Cosmetics were known thousands of years ago in ancient Egypt, where lead compounds were applied as foundation or eye makeup. A hair-dye recipe first described in Greco-Roman times involves applying a paste of lead oxide and calcium hydroxide, or lime, to graying and fair locks. As in the famed Grecian Formula--also a lead-based recipe--repeated applications darken the hair as much as desired. Researchers knew the lead-lime mix reacts with sulfur present in hair's keratin proteins to form crystals of lead sulfide, also called galena.

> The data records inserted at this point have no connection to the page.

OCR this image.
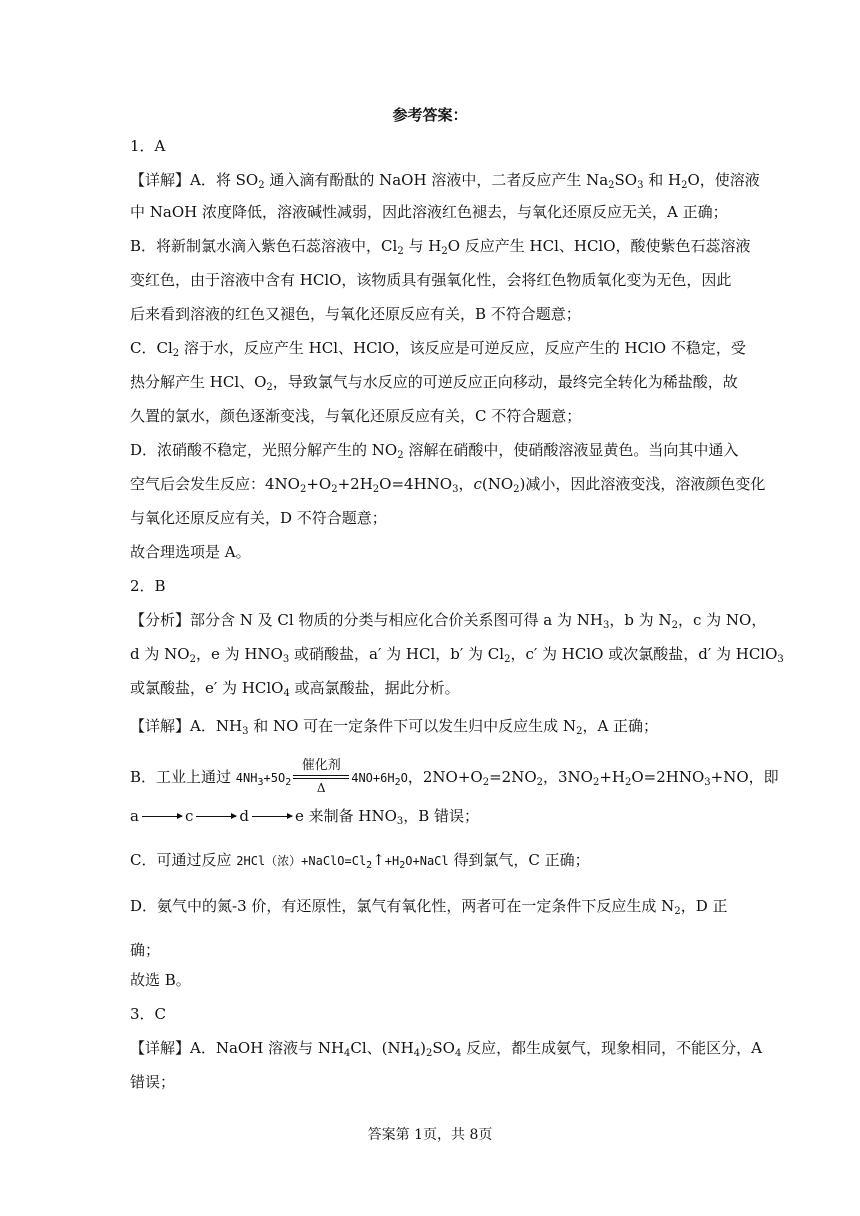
参考答案：
1．A
【详解】A．将 $SO_2$ 通入滴有酚酞的 NaOH 溶液中，二者反应产生 $Na_2SO_3$ 和 $H_2O$，使溶液
中 NaOH 浓度降低，溶液碱性减弱，因此溶液红色褪去，与氧化还原反应无关，A 正确；
B．将新制氯水滴入紫色石蕊溶液中，$Cl_2$ 与 $H_2O$ 反应产生 HCl、HClO，酸使紫色石蕊溶液
变红色，由于溶液中含有 HClO，该物质具有强氧化性，会将红色物质氧化变为无色，因此
后来看到溶液的红色又褪色，与氧化还原反应有关，B 不符合题意；
C．$Cl_2$ 溶于水，反应产生 HCl、HClO，该反应是可逆反应，反应产生的 HClO 不稳定，受
热分解产生 HCl、$O_2$，导致氯气与水反应的可逆反应正向移动，最终完全转化为稀盐酸，故
久置的氯水，颜色逐渐变浅，与氧化还原反应有关，C 不符合题意；
D．浓硝酸不稳定，光照分解产生的 $NO_2$ 溶解在硝酸中，使硝酸溶液显黄色。当向其中通入
空气后会发生反应：$4NO_2+O_2+2H_2O=4HNO_3$，$c(NO_2)$减小，因此溶液变浅，溶液颜色变化
与氧化还原反应有关，D 不符合题意；
故合理选项是 A。
2．B
【分析】部分含 N 及 Cl 物质的分类与相应化合价关系图可得 a 为 $NH_3$，b 为 $N_2$，c 为 NO，
d 为 $NO_2$，e 为 $HNO_3$ 或硝酸盐，a′ 为 HCl，b′ 为 $Cl_2$，c′ 为 HClO 或次氯酸盐，d′ 为 HClO$_3$
或氯酸盐，e′ 为 HClO$_4$ 或高氯酸盐，据此分析。
【详解】A．$NH_3$ 和 NO 可在一定条件下可以发生归中反应生成 $N_2$，A 正确；
B．工业上通过 $4NH_3+5O_2$
催化剂
Δ
$4NO+6H_2O$，$2NO+O_2=2NO_2$，$3NO_2+H_2O=2HNO_3+NO$，即
a	c	d	e 来制备 $HNO_3$，B 错误；
C．可通过反应 2HCl（浓）$+NaClO=Cl_2↑+H_2O+NaCl$ 得到氯气，C 正确；
D．氨气中的氮-3 价，有还原性，氯气有氧化性，两者可在一定条件下反应生成 $N_2$，D 正
确；
故选 B。
3．C
【详解】A．NaOH 溶液与 $NH_4Cl$、$(NH_4)_2SO_4$ 反应，都生成氨气，现象相同，不能区分，A
错误；
答案第 1页，共 8页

To figure out just how tiny and penetrating those galena crystals are, a team of investigators from the Center for Research and Restoration of the Museums of France (C2RMF), L'Oral Research and Argonne National Laboratory soaked blond hairs in a solution of the Greco-Roman chemicals for up to three days. Once the strands were sufficiently darkened the team examined them under a special electron microscope capable of imaging thin sections from a relatively thick sample. They saw that the strands were shot through with lead-sulfide crystals averaging 4.8 nanometers in size--about the same as the so-called quantum dots studied by researchers today. The crystals formed strings down the length of the hair fiber. Judging from the spacing of these strings and chemical changes to the hair, the crystals apparently grow among the sulfur-rich amino acids that surround the hair's keratin microfibers, the group reports in the September Nano Letters. "It is remarkable that the composition and supramolecular organization of keratins can control PbS [lead-sulfide] nanocrystal growth inside a hair," the group writes.
Philippe Walter of the C2RMF, lead author of the report, says he has not studied what happens to hair dyed with Grecian Formula, but he suspects nanocrystals are also at work. Such lead-based dyes don't seem to be harmful, he notes, because they have trouble penetrating the skin.